The practical result is that deep networks are able to speed up learning and inference, making them more efficient, while reducing the amount of computer memory needed to store the examples. For instance, if you have a million images, each with a million pixels, you would need on the order of terabytes to store them. But with superposition, you only need an amount of storage on the order of the number of weights in the network, which is typically much smaller. And then, if you want to predict what a new image contains, such as a cat, you need to cycle through all of those training images and compare them with the new one. That can take a long time. With superposition, you just have to pass the image through the network once. That takes much less time to execute. It’s the same with answering questions based on text; without superposition, you’d have to store and look through the corpus, instead of a compact summary of it.

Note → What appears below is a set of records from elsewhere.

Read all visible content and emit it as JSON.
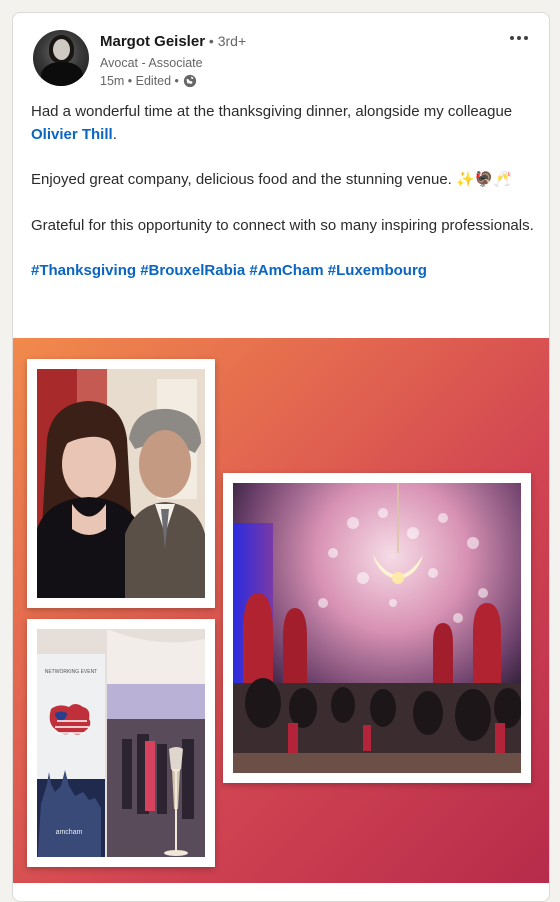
{
  "post": {
    "author_name": "Margot Geisler",
    "degree": " • 3rd+",
    "author_title": "Avocat - Associate",
    "time_meta": "15m • Edited •",
    "text_line1_prefix": "Had a wonderful time at the  thanksgiving dinner, alongside my colleague ",
    "mention": "Olivier Thill",
    "text_line1_suffix": ".",
    "text_para2": "Enjoyed great company, delicious food and the stunning venue. ✨🦃🥂",
    "text_para3": "Grateful for this opportunity to connect with so many inspiring professionals.",
    "hashtags": [
      "#Thanksgiving",
      "#BrouxelRabia",
      "#AmCham",
      "#Luxembourg"
    ]
  },
  "media": {
    "photo3_banner_text": "amcham",
    "photo3_banner_header": "NETWORKING EVENT"
  },
  "icons": {
    "more": "more-horizontal-icon",
    "visibility": "globe-icon"
  },
  "colors": {
    "link": "#0a66c2",
    "background": "#f4f2ee"
  }
}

So your findings will help to improve deep learning models?
PD: That’s the idea. Now that we understand what is happening when the aforementioned car suddenly becomes an ostrich, we should be able to account for that brittleness in the models. If we think of a learned model as a piece of cheese and the failure regions as holes in that cheese, we now understand better where those holes are, and what their shape and size is. Using this knowledge, we can actively figure out where we need new data or adjustments to the model to fix the holes. We should also improve our ability to defend against attacks that cause deep networks to misclassify images by tweaking some pixels such that they cause the network to fall into one of those holes. An example would be attempts to fool self-driving cars into misrecognizing traffic signs.
What are the implications of your latest results in the search for the master algorithm?
PD: These findings represent a big step forward in unifying the five major machine learning paradigms I described in my book, which is our best hope for arriving at that universal learner, what I call the “master algorithm.” We now know that all learning algorithms based on gradient descent — including but not limited to deep networks — are similarity-based learners. This fact serves to unify three of the five paradigms: neural, probabilistic, and similarity-based learning. Tantalizingly, it may also be extensible to the remaining two, symbolic and genetic learning.
Given your findings, what’s next for deep learning? Where does the field go from here?
PD: I think deep learning researchers have become too reliant on backpropagation as the near-universal learning algorithm. Now that we know how limited backprop is in terms of the representations it can discover, we need to look for better learning algorithms! I’ve done some work in this direction, using combinatorial optimization to learn deep networks. We can also take inspiration from other fields, such as neuroscience, psychology, and evolutionary biology. Or, if we decide that representation learning is not so important after all — which would be a 180-degree change — we can look for other algorithms that can form superpositions of the examples and that are compact and generalize well.
Now that we know better, we can do better.